Driving in steel pipes, for example protective or line pipes, with the aid of a rammer whose impact point or head engages, directly or by means of a rammer attachment, in the rear end of a steel pipe, generally requires a starting hole or a shaft in which the rammer and steel pipe are prepared for pushing forward into the ground. The hole must have a minimum length given by the sum of the length of the pipe to be rammed in and the length of the rammer (cf. German Offenlegungsschrift 33 26 246).
To reduce the dimensions of the starting hole the lengths of the pipe to be rammed in can for example be shortened: for example instead of 6 m the length can be only 4 m. This however would result in correspondingly more frequent and time-consuming re-fitting of the rammer and connection of the shorter sections of pipe to the finished length. It is therefore sought to make the sections of a steel pipe to be rammed in as long as possible, and a correspondingly longer starting hole is accepted.
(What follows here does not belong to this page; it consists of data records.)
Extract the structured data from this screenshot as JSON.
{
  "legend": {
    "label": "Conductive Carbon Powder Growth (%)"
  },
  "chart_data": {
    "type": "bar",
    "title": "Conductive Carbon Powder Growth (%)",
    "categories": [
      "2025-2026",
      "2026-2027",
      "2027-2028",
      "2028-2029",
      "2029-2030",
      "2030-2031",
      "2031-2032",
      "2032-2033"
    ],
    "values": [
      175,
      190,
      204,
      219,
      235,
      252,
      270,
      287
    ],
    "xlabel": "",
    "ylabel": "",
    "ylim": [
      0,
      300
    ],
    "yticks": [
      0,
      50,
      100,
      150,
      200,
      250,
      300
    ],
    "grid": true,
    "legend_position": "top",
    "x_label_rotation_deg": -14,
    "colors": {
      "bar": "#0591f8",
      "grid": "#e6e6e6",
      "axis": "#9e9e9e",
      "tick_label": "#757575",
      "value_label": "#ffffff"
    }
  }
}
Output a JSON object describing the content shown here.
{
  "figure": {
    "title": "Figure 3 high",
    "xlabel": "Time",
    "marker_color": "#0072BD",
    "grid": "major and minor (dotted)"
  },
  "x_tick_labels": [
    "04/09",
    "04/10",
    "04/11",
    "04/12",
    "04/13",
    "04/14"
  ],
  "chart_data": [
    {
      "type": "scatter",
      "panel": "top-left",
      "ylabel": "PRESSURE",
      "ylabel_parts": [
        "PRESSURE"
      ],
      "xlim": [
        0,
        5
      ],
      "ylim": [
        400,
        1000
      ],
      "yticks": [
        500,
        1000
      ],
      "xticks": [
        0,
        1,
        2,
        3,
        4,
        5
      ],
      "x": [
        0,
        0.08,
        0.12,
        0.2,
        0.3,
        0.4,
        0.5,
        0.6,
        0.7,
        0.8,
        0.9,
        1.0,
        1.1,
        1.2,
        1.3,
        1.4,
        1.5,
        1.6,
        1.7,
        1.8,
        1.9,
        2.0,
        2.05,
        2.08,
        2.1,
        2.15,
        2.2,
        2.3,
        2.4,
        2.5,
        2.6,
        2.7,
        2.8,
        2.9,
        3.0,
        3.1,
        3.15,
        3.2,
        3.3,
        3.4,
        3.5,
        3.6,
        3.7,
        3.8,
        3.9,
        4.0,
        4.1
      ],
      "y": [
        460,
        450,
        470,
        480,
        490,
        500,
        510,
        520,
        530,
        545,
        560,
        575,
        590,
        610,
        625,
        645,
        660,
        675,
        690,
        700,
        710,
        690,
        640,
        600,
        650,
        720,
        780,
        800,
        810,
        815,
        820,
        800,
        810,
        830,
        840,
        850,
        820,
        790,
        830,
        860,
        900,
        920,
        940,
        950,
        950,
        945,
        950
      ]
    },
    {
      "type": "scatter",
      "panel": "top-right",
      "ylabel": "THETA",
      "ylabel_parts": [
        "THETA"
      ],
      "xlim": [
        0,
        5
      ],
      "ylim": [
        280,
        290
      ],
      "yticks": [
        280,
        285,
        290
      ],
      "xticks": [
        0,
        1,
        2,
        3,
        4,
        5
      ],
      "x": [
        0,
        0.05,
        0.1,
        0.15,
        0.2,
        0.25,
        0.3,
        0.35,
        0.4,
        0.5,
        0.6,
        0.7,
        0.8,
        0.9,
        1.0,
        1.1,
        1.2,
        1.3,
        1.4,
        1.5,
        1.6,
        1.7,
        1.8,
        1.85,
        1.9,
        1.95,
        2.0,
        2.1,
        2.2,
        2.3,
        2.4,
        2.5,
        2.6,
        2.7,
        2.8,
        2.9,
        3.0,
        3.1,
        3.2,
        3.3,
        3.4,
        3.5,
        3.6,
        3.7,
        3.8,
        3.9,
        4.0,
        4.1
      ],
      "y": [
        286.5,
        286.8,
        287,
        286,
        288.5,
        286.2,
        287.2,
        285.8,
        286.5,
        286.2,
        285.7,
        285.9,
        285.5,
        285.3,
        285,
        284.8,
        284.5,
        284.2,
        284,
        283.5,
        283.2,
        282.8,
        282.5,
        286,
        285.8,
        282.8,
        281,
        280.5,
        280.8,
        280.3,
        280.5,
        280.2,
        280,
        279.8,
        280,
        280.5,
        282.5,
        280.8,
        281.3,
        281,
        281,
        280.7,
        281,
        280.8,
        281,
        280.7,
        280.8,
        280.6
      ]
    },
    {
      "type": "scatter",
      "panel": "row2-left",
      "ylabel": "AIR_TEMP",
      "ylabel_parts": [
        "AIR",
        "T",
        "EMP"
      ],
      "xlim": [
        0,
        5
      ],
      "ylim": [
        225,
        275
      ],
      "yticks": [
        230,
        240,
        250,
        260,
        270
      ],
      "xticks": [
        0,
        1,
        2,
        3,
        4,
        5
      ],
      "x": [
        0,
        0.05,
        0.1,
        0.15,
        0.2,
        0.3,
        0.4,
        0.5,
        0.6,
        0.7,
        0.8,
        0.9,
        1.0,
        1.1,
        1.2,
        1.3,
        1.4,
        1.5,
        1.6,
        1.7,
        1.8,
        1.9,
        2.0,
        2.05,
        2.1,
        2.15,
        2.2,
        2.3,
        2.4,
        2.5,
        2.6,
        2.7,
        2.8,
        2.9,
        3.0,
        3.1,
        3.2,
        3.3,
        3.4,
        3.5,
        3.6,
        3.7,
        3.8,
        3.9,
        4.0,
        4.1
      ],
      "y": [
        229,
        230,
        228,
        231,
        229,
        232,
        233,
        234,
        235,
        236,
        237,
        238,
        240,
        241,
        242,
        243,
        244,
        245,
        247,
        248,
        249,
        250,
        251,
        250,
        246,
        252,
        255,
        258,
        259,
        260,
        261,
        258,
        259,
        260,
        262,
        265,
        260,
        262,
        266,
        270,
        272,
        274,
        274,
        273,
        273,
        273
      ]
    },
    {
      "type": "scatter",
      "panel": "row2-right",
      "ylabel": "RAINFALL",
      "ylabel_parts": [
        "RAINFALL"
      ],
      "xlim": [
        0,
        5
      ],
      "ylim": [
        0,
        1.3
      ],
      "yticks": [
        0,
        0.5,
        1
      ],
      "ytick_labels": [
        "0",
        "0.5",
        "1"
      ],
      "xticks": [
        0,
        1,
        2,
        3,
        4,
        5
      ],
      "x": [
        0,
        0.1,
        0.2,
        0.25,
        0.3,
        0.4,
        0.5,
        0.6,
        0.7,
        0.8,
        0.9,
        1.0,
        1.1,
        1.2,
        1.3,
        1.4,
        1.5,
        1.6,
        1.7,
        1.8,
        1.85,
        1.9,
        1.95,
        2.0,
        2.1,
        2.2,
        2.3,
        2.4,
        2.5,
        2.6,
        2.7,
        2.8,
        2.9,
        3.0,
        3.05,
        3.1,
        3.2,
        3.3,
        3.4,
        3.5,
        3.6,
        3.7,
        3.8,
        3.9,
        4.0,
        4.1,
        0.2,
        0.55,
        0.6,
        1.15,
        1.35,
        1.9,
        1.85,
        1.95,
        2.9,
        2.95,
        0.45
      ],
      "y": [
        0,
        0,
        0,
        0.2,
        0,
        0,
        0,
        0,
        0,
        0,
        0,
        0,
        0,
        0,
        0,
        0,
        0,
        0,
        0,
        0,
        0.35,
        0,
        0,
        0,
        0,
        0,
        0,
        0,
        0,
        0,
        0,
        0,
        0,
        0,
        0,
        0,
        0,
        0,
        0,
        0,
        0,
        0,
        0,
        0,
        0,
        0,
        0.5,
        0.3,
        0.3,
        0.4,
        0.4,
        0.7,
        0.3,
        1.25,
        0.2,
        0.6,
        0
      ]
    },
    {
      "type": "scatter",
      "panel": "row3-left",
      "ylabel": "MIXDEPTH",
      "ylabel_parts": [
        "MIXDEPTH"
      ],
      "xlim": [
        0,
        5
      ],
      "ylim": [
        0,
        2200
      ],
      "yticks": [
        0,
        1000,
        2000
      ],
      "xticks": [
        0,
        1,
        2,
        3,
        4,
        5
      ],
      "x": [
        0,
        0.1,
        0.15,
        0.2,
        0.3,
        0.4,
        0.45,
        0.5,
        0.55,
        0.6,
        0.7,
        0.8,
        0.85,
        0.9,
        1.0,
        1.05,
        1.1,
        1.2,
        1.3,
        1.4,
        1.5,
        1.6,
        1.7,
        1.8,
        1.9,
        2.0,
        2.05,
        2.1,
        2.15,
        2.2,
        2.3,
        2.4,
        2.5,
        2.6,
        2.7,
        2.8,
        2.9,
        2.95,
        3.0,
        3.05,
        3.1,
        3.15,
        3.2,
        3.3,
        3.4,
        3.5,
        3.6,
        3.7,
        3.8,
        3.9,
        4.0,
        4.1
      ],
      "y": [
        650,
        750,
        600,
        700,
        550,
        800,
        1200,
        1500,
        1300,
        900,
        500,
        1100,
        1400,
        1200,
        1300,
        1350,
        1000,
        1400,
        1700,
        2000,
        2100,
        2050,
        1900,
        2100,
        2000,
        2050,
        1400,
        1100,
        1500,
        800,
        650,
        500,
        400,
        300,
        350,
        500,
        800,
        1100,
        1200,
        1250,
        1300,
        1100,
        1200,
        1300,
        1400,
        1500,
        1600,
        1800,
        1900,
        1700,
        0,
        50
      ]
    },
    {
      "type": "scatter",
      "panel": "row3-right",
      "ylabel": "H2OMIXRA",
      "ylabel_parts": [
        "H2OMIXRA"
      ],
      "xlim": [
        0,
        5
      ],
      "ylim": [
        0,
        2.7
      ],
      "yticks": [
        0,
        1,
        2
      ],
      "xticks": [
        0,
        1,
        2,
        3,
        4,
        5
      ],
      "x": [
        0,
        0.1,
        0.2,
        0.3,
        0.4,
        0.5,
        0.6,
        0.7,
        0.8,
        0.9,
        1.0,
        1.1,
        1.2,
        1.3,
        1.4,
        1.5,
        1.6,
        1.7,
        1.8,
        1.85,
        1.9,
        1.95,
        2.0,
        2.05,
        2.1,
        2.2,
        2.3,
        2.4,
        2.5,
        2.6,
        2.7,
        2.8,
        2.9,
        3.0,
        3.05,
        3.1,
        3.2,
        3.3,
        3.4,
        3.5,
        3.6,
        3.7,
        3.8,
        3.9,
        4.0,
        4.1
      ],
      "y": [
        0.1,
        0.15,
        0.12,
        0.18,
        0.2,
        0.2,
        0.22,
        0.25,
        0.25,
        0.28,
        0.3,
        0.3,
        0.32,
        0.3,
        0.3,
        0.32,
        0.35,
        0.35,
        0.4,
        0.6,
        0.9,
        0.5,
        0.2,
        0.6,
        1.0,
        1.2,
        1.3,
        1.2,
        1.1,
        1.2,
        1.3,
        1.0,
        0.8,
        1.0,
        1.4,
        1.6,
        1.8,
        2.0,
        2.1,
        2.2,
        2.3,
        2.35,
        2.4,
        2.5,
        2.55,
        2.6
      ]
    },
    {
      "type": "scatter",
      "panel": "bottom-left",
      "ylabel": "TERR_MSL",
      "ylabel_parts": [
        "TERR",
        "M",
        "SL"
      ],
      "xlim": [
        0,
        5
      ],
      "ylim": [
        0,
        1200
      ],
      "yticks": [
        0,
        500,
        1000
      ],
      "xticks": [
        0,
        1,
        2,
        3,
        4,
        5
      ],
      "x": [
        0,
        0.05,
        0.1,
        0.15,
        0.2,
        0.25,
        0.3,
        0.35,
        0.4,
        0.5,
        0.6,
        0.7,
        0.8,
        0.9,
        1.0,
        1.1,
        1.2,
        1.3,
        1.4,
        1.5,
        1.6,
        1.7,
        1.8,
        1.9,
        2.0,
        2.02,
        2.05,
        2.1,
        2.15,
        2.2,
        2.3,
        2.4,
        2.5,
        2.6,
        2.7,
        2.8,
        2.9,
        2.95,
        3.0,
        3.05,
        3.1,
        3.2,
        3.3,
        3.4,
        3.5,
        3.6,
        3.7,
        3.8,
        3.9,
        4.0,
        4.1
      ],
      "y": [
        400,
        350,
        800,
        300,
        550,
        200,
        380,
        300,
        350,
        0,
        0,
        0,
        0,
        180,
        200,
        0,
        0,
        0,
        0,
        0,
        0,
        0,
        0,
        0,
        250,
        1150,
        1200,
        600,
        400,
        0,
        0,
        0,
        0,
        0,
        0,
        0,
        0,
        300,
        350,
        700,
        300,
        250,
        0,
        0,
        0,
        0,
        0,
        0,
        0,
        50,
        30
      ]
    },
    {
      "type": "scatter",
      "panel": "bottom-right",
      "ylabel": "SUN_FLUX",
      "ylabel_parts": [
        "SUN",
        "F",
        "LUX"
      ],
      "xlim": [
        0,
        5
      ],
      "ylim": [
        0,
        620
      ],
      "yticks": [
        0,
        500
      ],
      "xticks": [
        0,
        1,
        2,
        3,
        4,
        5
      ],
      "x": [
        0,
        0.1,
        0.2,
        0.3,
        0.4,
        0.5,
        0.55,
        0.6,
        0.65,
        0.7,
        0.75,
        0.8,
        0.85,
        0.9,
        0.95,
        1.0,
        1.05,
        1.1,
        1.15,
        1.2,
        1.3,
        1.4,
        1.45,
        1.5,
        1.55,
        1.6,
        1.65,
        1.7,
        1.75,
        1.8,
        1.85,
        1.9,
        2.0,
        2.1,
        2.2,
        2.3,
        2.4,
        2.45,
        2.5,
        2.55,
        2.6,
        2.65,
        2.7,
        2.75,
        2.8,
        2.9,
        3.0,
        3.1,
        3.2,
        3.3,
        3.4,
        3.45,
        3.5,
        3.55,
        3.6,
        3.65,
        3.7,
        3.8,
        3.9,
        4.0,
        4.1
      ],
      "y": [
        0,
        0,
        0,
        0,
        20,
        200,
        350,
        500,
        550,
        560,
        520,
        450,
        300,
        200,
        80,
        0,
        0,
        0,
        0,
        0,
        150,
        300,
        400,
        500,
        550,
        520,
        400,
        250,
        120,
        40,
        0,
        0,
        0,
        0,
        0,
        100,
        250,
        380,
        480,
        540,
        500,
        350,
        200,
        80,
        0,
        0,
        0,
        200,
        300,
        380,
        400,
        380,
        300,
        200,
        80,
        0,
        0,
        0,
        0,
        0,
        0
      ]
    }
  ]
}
The length of the rammer is determined by the thrust needed to push forward the steel pipe, which is applied by the mass of the percussion piston, which may weigh several tons, that is reciprocated in the housing by means of compressed air supplied through a compressed air line. In known rammers externally threaded cylindrical attachments on the impact head and the cover closing the housing at the end opposite the head are screwed into the housing, which has corresponding internal threads. The length over which they are screwed in is thus lost from the stroke of the percussion piston, which means that with a given diameter the length of the housing must be increased for it to be able to receive the length of the percussion piston determined by the mass for the required thrust.